Michelle Berrey: Okay. So first on the NASH program, if we look at REGENERATE, again, it's a large study, and that's interim analysis, we do have alignment with the FDA that, that would be based on a fibrosis endpoint for an accelerated approval, and that is the focus of our discussions with the agency again, that the first initial interim analysis that was also the focus, and we did show statistically significant reduction in fibrosis. So we're in a number of patients who have regression at, at least 1 stage without any worsening of the NASH activity score, so no worsening of inflammation or steatosis. We now have a much more robust safety database against which to compare that. So overall, a much better opportunity to; assess benefit risk. The reverse patient population because it is an advanced, more advanced fibrosis, early cirrhosis and initially, the agreement was for looking at fibrosis, all the subsequent trials in this patient population, the FDA has stated that they want to look at the clinical outcomes -- but because we had already begun the study, we are on that one. So this will be the final endpoint for the REVERSE study is looking at fibrosis. Obviously, we are pulling in, as I mentioned earlier, all those noninvasive tests for both REGENERATE and REVERSE. And I think those are going to be playing, obviously a much larger role as we go forward. Hopefully, the FDA are continuing to look at those data. But at this point, those are considered supportive of the primary endpoint of reduction in fibrosis, reversal of cirrhosis in that advanced patient population and comparison there against the large safety database. And with regard to the fixed dose combination, we do have sites open in the US and are actively screening. So we look forward to announcing our first patient in that fixed-dose combination in the US in our Phase 2 study and presenting some data from that later on this year. Thanks for the question.
Aspen Mori: Thank you.
Operator: Thank you. And I'm not showing any further questions at this time. I would now like to turn the call back over to Jerry Durso for any further remarks.

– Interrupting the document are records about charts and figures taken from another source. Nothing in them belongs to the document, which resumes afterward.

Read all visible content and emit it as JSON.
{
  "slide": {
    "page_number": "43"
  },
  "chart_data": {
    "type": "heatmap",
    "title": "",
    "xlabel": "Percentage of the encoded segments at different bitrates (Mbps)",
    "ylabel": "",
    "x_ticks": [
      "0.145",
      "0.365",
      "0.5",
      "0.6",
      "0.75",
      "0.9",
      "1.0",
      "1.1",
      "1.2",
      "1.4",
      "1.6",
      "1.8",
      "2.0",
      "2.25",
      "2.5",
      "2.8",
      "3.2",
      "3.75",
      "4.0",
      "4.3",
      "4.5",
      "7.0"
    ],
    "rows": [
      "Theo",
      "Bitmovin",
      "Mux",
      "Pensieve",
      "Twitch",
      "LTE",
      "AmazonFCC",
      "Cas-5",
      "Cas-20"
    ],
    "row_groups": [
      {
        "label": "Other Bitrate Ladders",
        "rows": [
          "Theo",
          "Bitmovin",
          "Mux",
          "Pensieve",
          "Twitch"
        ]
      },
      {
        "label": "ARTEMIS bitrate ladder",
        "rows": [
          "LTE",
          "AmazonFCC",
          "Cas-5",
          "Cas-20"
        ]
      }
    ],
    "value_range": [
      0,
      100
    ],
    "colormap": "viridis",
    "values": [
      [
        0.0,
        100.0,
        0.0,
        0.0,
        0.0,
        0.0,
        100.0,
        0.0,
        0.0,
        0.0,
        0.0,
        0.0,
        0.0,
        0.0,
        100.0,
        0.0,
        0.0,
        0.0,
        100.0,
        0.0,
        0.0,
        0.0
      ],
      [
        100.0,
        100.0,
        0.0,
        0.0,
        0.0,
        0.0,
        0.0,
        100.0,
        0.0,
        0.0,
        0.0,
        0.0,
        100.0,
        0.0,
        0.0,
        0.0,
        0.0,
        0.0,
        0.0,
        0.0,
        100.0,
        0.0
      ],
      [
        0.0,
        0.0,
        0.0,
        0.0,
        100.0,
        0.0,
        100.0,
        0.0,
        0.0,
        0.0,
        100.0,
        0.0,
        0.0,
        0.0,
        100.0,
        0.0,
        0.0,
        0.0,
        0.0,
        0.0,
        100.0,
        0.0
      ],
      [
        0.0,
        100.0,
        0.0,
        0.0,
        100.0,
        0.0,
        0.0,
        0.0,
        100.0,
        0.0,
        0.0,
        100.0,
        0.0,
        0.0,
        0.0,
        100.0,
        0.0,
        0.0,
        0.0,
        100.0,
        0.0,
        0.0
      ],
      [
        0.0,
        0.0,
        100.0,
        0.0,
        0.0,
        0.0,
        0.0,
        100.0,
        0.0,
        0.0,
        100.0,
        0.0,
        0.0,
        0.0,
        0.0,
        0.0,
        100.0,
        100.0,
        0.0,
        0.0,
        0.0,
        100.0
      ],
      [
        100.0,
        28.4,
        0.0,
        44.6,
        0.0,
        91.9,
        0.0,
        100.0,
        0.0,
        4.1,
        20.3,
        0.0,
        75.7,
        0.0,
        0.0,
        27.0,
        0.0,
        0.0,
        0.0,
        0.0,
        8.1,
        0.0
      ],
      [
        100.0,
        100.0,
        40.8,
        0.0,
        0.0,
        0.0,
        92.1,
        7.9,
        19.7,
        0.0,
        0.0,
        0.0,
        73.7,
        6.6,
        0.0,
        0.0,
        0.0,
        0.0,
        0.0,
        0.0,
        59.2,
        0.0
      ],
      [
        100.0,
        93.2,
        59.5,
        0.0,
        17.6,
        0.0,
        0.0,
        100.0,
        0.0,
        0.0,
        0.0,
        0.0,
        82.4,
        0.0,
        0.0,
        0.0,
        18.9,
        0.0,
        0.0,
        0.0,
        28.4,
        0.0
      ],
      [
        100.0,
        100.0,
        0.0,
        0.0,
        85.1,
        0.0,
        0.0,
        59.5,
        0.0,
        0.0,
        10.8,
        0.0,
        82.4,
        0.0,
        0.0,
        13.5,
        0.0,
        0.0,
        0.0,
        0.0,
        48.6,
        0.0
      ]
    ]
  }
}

Jerry Durso: So thanks, everybody, for joining us today. I really believe that the work that we did and that really the team did across the business in 2021 puts us in a strong foundation. It's clear, we're embarking on what's going to be a transformative year for Intercept, and we definitely look forward to sharing more updates as things progress. Thanks, and have a great day.
Operator: Thank you. This concludes today's conference call. Thank you for participating. You may now disconnect.